4/ Manque de légitimité populaire.  Avec Ilyas el Omari, le PAM a aussi élu une présidente du Conseil national, second personnage de la formation et ancienne maire de Marrakech. Les deux premiers responsables du PAM, il faut bien le reconnaître, ont été mal élus le 4 septembre dernier… el Omari a été élu dans une toute petite commune où il avait préféré se porter candidat au lieu de briguer les suffrages urbains dans une grande ville ; et Fatima Zahra Mansouri n’a pas su conserver sa mairie, qu’elle a dû céder au… PJD. On est loin du raz-de-marée du parti de Benkirane qui, non seulement a fait réélire ses conseillers, mais a assuré leur promotion en présidents après leur avoir garanti de confortables majorités, relatives et souvent même absolues. Pire, Mme Mansouri a cédé son fauteuil de maire à son ancien vice-président PJD qu’elle avait fait bruyamment exclure du bureau du Conseil.

Quand un parti place à sa tête des gens n’ayant pas eu l’onction populaire, franchement et massivement, cela signifie que ce parti est bancal.

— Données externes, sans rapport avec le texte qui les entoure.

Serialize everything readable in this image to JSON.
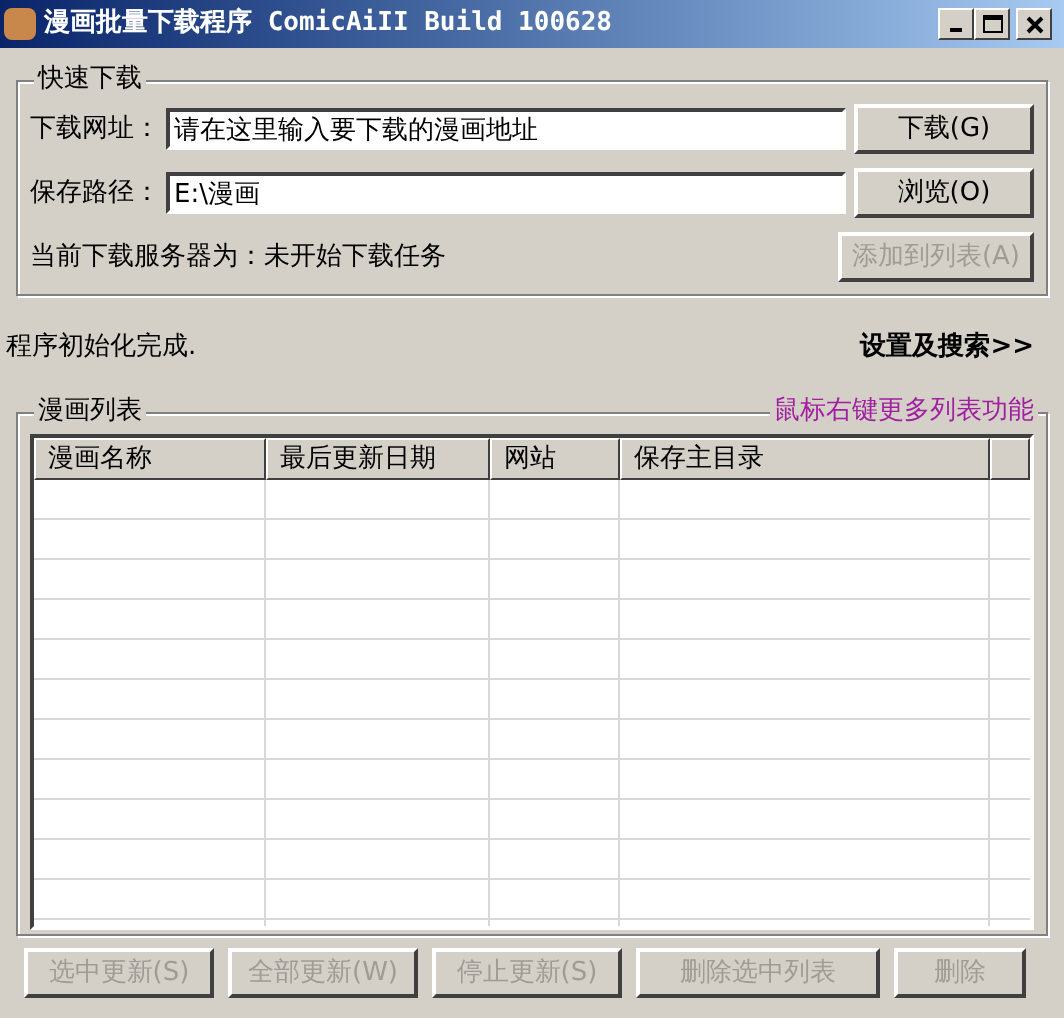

Ilyas el Omari, pour compétent et efficace qu’il soit, aura donc été élu sans concurrent, sans suspense, sans lutte, et donc sans véritable panache. Corneille disait : « A vaincre sans péril, on triomphe sans gloire »…  Le nouveau chef du PAM devra se battre aujourd’hui pour donner du lustre à sa victoire. En aura-t-il le temps dans les neuf mois qui nous séparent de l’élection législative ? Le Maroc politique en a besoin, mais l’avenir apportera sa réponse.